Strike two against an antibody approach to treating type 1 diabetes. Otelixizumab, the protein GlaxoSmithKline and Tolerx were testing in phase III, failed to improve symptoms in recently diagnosed patients with the autoimmune form of the disease.
The failure was not judged as a surprise by some industry observers as a related molecule, teplizumab, failed for Eli Lilly and MacroGenics in October 2010. However, it is certainly a disappointment in terms of advancing new treatments for this disease - the product is one of just three late-stage candidates for type 1 that does not rely on insulin replacement.
Regulating immune response
As type 1 diabetics suffer from the body’s destruction of insulin-producing pancreatic beta cells, most medications for type 2 that rely on insulin stimulation, such as sulphonylureas, do not work. Treatment protocols therefore involve early intervention with human insulin or analogues.
The leading therapy for type 1 diabetes is Sanofi-Aventis’ long-acting insulin Lantus, which generates approximately $1bn a year in sales to these patients, analysts believe.
As with teplizumab, otelixizumab aimed to modulate destruction of insulin-producing pancreatic cells. It tried to do this by targeting the CD-3 molecule, a receptor that activates T-cells related to the immunological destruction of the body’s own tissues, inhibiting the course of the disease.

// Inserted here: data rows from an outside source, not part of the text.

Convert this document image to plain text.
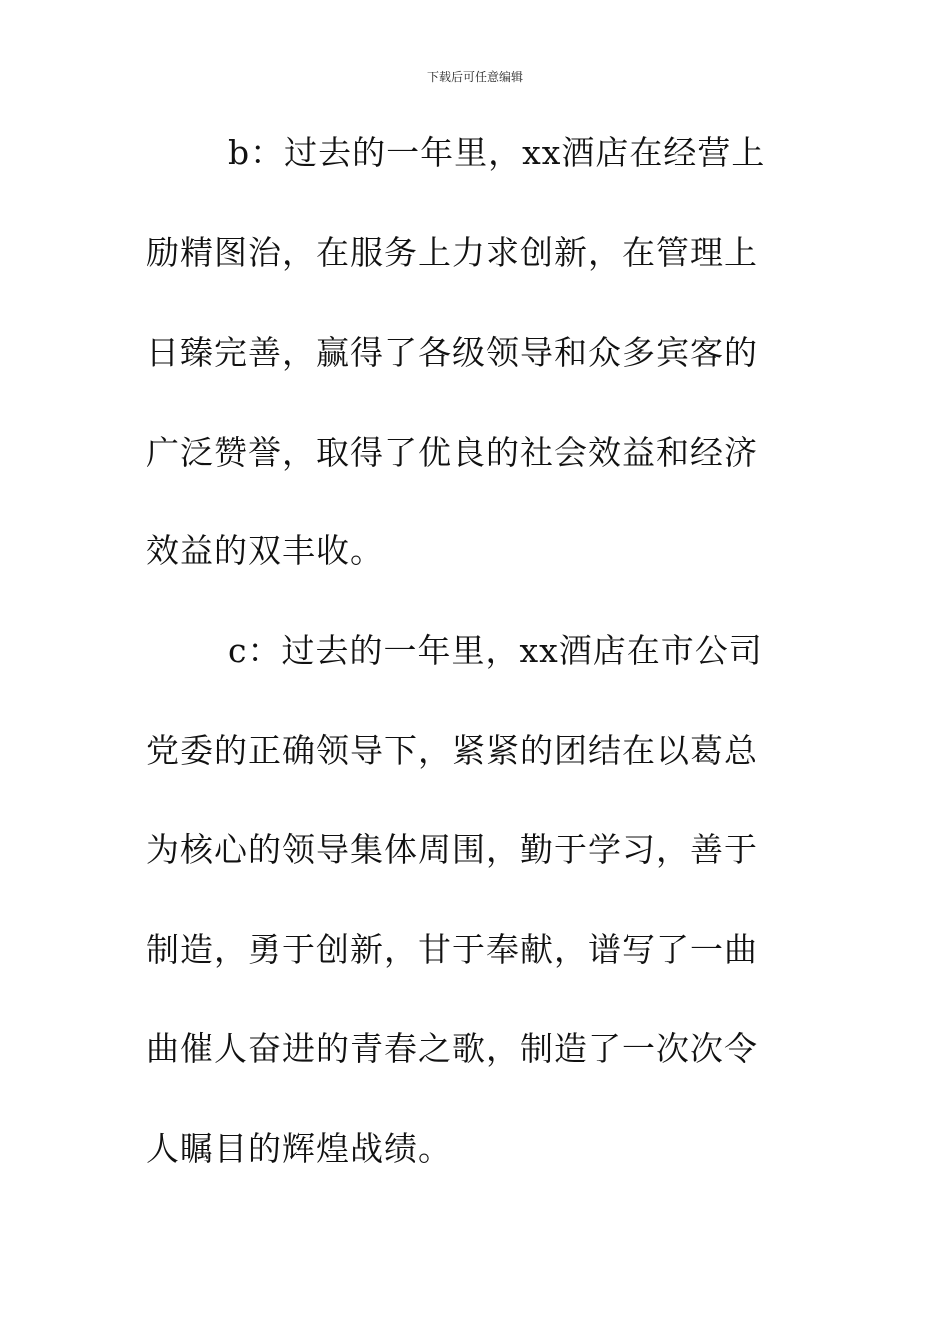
下载后可任意编辑
b：过去的一年里，xx酒店在经营上
励精图治，在服务上力求创新，在管理上
日臻完善，赢得了各级领导和众多宾客的
广泛赞誉，取得了优良的社会效益和经济
效益的双丰收。
c：过去的一年里，xx酒店在市公司
党委的正确领导下，紧紧的团结在以葛总
为核心的领导集体周围，勤于学习，善于
制造，勇于创新，甘于奉献，谱写了一曲
曲催人奋进的青春之歌，制造了一次次令
人瞩目的辉煌战绩。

Otelixizumab’s Defend-1 trial in 240 newly-diagnosed type 1 diabetics aimed to demonstrate an increase in the body’s mealtime production of insulin biomarker C-peptide after 12 months of therapy with the monoclonal antibody alongside insulin; blood sugar and incidents of hyperglycaemia and hypoglycaemia were also measured.
GSK and privately held Tolerx of Massachusetts said otelixizumab failed to meet the primary endpoint, although no new safety issues were identified. They will suspend recruitment in the confirmatory Defend-2 trial, while the data is analysed further.
Consensus estimates from EvaluatePharmaput sales of the antibody at $327m in 2016, although these numbers will be heavily risk adjusted. UBS, which has top of the range figures, published a note March 9 putting its risk adjusted 2016 sales at £561m ($903m). In contrast the likes of Morgan Stanley and Nomura had assigned no value to the product in Glaxo's pipeline.
Those forecasts are now likely to be slashed or removed completely from models, although otelixizumab has further shots on goal with phase II ongoing for type II diabetes and rheumatoid arthritis, and a phase I in psoriasis. The news also has repercussions for BTG, which licensed the MAb to Tolerx in 2001 in return for 50% of Tolerx’s milestone and royalty payments.
There remains some hope that type 1 diabetes can yet be addressed by altering the body’s immunity. Diamyd Medical is expecting to report phase III data on its vaccine this spring (Event – High hopes for Diamyd’s diabetes vaccine, March 4, 2011). Meanwhile in the immunomodulation category, Andromeda Biotech is testing its T-cell modulator, DiaPep277, in a phase III trial expected to report results later this year.
Success would be welcome for a disease that has not seen the treatment advances of type 2 diabetes.